BOULDER — Wing Lam is one cool dude. It’s his job.
As founder and co-owner of Wahoo’s Fish Taco, he has built a business on his surfer image and association with extreme sports.
Last week, he spoke to CU business students about how he turned a $30,000 loan into a 28-store restaurant chain and a social circle that includes the world’s top snow and surf athletes.
“All I wanted (students) to see is I’m one of them,” Lam said on the way to Denver International Airport after the presentation, “because they can be one of us, too.”
With black hair trailing down a short-sleeved beach shirt, long black beard, tennis shoes and jeans, the 40-something Lam could have been any one of the undergrads packed into the CU auditorium. By the time he stood to speak, the only space left to listen was on the floor.
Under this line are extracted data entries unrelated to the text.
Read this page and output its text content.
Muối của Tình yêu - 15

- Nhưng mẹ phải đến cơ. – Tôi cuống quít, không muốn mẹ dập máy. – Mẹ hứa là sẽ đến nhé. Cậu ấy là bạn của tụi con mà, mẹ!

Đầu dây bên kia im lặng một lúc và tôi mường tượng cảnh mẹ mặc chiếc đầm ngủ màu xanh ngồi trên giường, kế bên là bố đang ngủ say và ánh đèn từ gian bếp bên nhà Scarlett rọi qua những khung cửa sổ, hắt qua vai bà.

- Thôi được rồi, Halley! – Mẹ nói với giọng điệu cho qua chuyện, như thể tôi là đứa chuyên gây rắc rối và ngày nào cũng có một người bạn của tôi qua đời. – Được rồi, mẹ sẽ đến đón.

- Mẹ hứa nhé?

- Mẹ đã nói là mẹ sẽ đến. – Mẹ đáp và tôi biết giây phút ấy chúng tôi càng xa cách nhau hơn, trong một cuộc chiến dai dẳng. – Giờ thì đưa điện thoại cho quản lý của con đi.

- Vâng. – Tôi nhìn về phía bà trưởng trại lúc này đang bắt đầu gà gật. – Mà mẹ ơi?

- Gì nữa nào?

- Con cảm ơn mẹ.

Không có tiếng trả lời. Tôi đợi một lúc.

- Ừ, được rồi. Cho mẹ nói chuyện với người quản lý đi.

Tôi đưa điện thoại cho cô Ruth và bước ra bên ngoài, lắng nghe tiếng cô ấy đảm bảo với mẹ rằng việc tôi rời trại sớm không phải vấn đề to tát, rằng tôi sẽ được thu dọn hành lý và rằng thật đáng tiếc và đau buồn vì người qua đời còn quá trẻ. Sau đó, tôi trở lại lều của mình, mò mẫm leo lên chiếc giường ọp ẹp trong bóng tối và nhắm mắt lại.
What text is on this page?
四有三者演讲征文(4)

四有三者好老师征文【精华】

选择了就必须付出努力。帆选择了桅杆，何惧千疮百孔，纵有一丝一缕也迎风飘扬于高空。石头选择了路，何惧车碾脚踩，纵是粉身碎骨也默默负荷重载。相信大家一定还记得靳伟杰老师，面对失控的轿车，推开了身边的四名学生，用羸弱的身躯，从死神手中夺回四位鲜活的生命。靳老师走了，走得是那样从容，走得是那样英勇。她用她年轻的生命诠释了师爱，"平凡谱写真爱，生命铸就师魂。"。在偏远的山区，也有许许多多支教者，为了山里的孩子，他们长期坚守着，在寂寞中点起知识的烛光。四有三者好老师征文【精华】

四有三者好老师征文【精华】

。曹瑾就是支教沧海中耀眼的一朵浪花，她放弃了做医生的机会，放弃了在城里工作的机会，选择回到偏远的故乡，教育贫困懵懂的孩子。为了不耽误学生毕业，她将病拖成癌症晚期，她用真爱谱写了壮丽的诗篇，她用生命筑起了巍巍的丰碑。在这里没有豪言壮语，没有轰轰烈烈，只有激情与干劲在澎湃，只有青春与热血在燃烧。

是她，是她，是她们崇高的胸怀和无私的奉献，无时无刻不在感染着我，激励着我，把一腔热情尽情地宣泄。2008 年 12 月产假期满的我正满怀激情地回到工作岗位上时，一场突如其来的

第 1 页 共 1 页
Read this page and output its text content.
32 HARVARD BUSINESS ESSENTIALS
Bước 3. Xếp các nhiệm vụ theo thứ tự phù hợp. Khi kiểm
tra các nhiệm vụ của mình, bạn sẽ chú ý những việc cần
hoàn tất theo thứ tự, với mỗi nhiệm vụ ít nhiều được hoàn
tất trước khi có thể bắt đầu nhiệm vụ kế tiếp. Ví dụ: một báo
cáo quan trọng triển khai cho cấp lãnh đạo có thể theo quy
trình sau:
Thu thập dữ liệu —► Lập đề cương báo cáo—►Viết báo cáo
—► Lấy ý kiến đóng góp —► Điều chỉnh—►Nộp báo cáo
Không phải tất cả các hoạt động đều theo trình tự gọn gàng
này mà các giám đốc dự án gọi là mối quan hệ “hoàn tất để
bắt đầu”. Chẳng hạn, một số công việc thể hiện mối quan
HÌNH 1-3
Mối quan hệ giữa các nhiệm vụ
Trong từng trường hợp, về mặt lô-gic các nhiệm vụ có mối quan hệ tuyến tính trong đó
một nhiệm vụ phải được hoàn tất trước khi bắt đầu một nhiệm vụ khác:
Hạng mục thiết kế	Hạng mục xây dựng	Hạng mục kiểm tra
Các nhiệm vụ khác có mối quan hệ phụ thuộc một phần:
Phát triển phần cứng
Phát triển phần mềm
“Our job is to promote the lifestyle,” Lam said.
When he opened the first Wahoo’s in Costa Mesa, Calif., in 1988, he aligned his store with the leading brands in sports attire.
Billabong. Quicksilver. Vans. Their banners and stickers covered the walls.
His employees wore their products. His restaurant catered the big sports events. Soon Wahoo’s became the official restaurant of all these hot companies, and by association, Wahoo’s popularity was born.
“Start now. Surround yourself with people that bring something to the party,” Lam told the students. “Figure out who your alliances are. It’s all about the giving and the taking, and everybody grows.”
Lam wanted the students to understand that he is not some demi-god of business, just determined.
Instead, he conjured images of the 120-pound high school student he was in 1969 who didn’t speak English and just wanted to hang out with the cute California girls.
Lam was born in Brazil, and when he emigrated to California with his Chinese parents and two brothers, he was driven to overcome his size, language barrier and lack of strength to play on the high school water polo team.
“The only way I could do it was to pay my dues,” Lam said. “You need to realize you can choose which way you want it to be.”
Students walked away with a message their parents probably have been trying to impart to them for years.
“It was obvious that he wanted us to stay in school,” said senior Morgan Jones. “He saw the value in it and he’s pretty cool, so most people can derive some value from that.”
Students crowded around Lam afterward, thanking him and posing for pictures before collecting their coupon for a free meal on the way out.